Global spending on mobile advertising spending is forecast to reach $18bn this year, up almost 40 per cent from the estimated $13.1bn in 2013, according to new research from Gartner. Within the next three years the market is expected to grow to $41.9bn, with display formats dominating volumes but video showing the highest growth.

But it is forecast to be a turbulent time for the industry, as increased use of mobile sites will saturate the market with inventory (a case of too much of a good thing?), which could lower asking rates. Yet the popularity of the medium, coupled with better advertiser support and higher video traffic, should eventually improve revenues.

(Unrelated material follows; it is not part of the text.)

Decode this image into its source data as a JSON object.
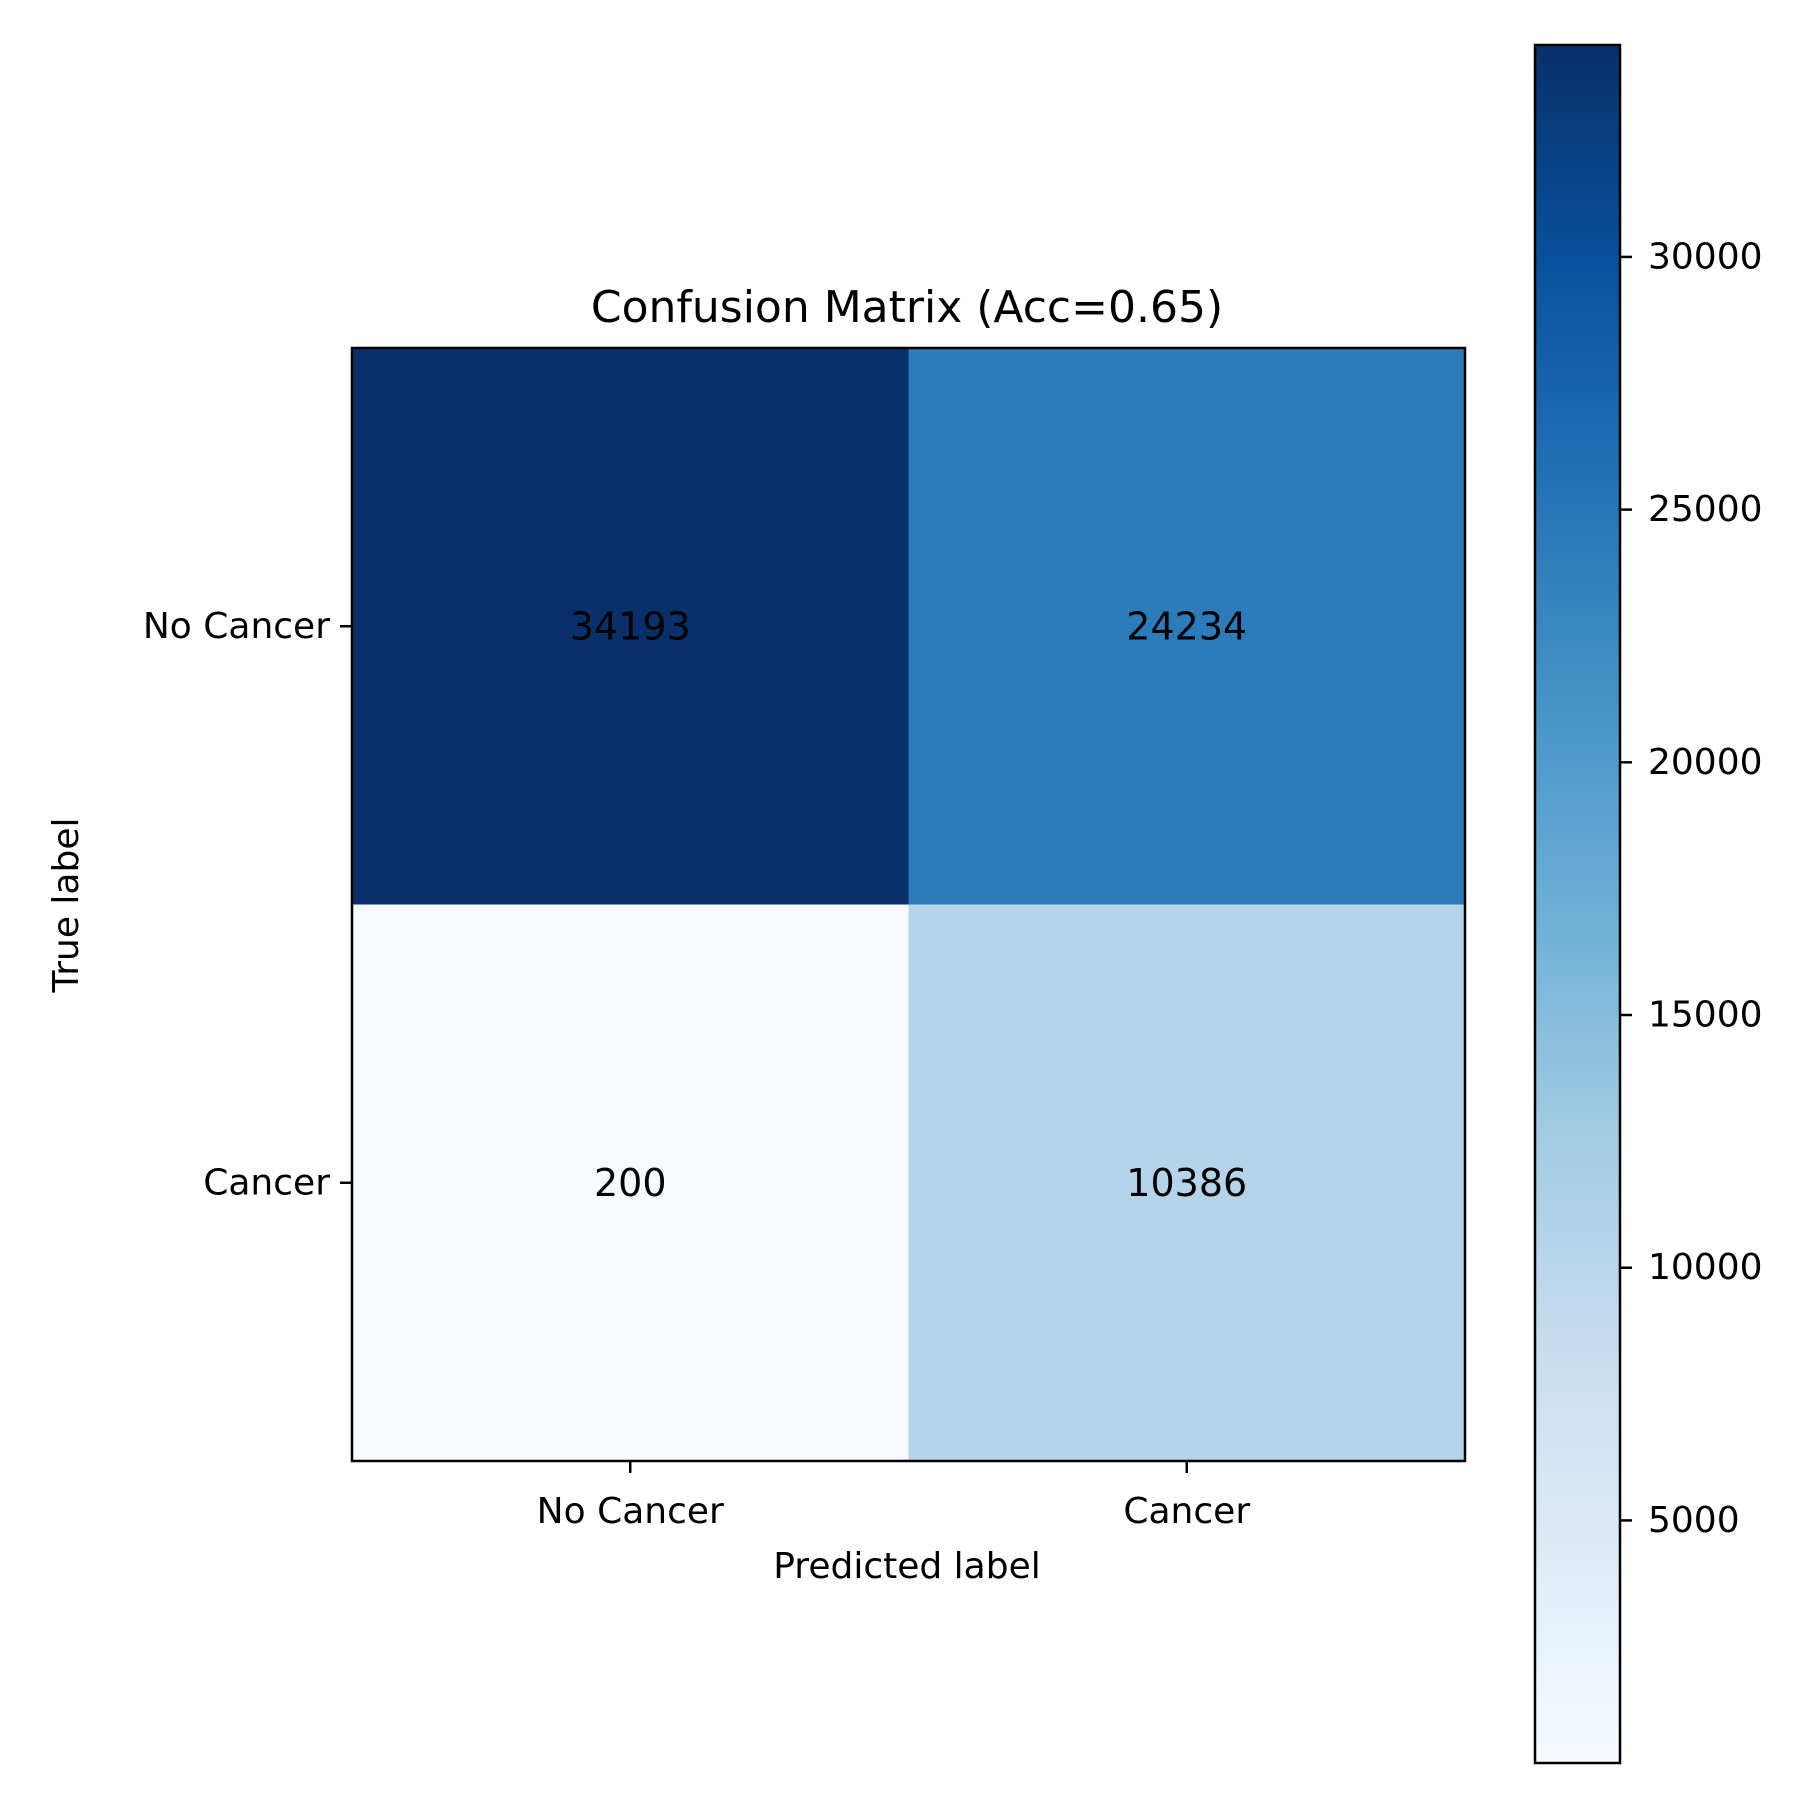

“Over the next few years, growth in mobile advertising spending will slow due to ad space inventory supply growing faster than demand, as the number of mobile websites and applications increases faster than brands request ad space on mobile device screens,” said Stephanie Baghdassarian, research director at Gartner. “However, from 2015 to 2017, growth will be fuelled by improved market conditions, such as provider consolidation, measurement standardisation and new targeting technologies, along with a sustained interest in the mobile medium from advertisers.”

It also looks like mobile Web is finally catching up with Apps, thanks to HTML5, although the roll-out of new mobile sites is taking longer to impact the market. Baghdassarian says that mobile display ad formats will remain the single biggest category of ads, although there will be a shift to mobile Web display after several years of higher growth in in-App display.

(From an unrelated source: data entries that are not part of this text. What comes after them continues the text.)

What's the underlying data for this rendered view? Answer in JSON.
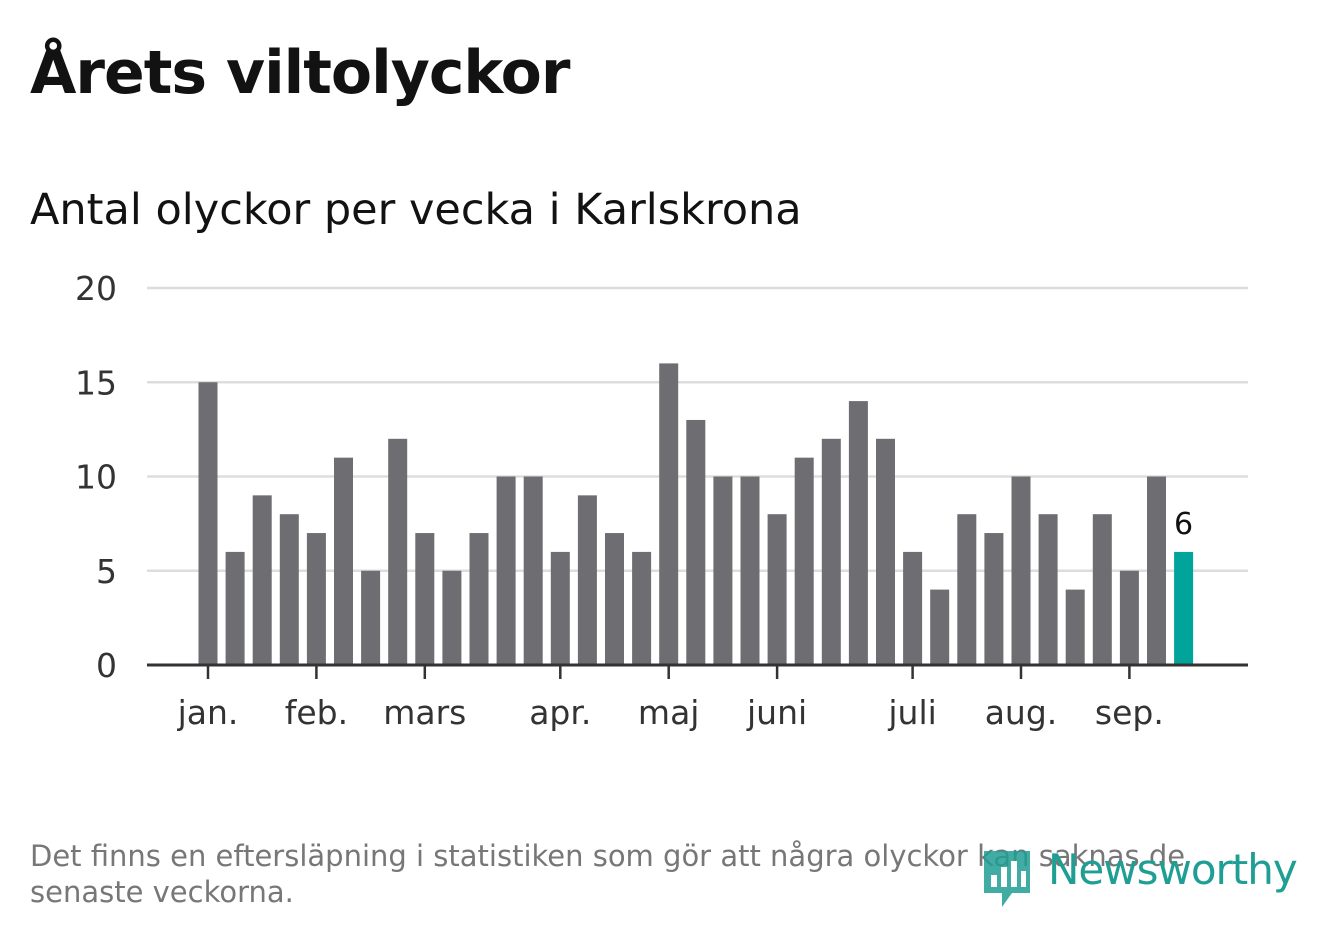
{
  "title": "Årets viltolyckor",
  "subtitle": "Antal olyckor per vecka i Karlskrona",
  "footnote": "Det finns en eftersläpning i statistiken som gör att några olyckor kan saknas de senaste veckorna.",
  "brand": {
    "name": "Newsworthy",
    "icon": "newsworthy-logo-icon",
    "color": "#1f9e94"
  },
  "colors": {
    "bar": "#6d6d72",
    "highlight": "#00a49a",
    "grid": "#dddddd",
    "axis": "#333333"
  },
  "chart_data": {
    "type": "bar",
    "values": [
      15,
      6,
      9,
      8,
      7,
      11,
      5,
      12,
      7,
      5,
      7,
      10,
      10,
      6,
      9,
      7,
      6,
      16,
      13,
      10,
      10,
      8,
      11,
      12,
      14,
      12,
      6,
      4,
      8,
      7,
      10,
      8,
      4,
      8,
      5,
      10,
      6
    ],
    "highlight_index": 36,
    "highlight_label": "6",
    "ylim": [
      0,
      20
    ],
    "yticks": [
      0,
      5,
      10,
      15,
      20
    ],
    "grid": true,
    "month_ticks": [
      {
        "label": "jan.",
        "week_index": 0
      },
      {
        "label": "feb.",
        "week_index": 4
      },
      {
        "label": "mars",
        "week_index": 8
      },
      {
        "label": "apr.",
        "week_index": 13
      },
      {
        "label": "maj",
        "week_index": 17
      },
      {
        "label": "juni",
        "week_index": 21
      },
      {
        "label": "juli",
        "week_index": 26
      },
      {
        "label": "aug.",
        "week_index": 30
      },
      {
        "label": "sep.",
        "week_index": 34
      }
    ]
  }
}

“North America is the region with the strongest general advertising focus and investment. It is also the region where online advertising is most mature,” said Mike McGuire, research VP at Gartner. “Overall advertising budgets are the highest, so when a portion shifts to mobile, in a multiplatform approach, it immediately impacts the market’s scale.”

Western Europe’s market for mobile advertising will remain similar to North America's, although at a lower scale. Asia/Pacific and Japan is the most mature region for mobile advertising, and therefore growth will slow between 2012 and 2017, averaging 30 per cent a year. Gartner expects the high-growth economies of China and India to contribute increasingly to mobile advertising growth in the near future as their expanding middle classes present attractive markets for global and local brands.

“The mobile channel will become more and more integrated into 360-degree advertising campaigns, eating up budget historically allocated to print and radio advertising,” said Ms. Baghdassarian.

Meanwhile, Google announced that it had removed more than 350m “bad ads” from its systems in 2013 – a significant increase from the 220m miscreants removed in 2012 (this covers all online advertising with Google, not just mobile). However, the number of advertisers it disabled dropped from 850,000 in 2012 to around 270,000 last year. It also blacklisted more than 200,000 publisher pages and disapproved more than 3m attempts to join its AdSense network.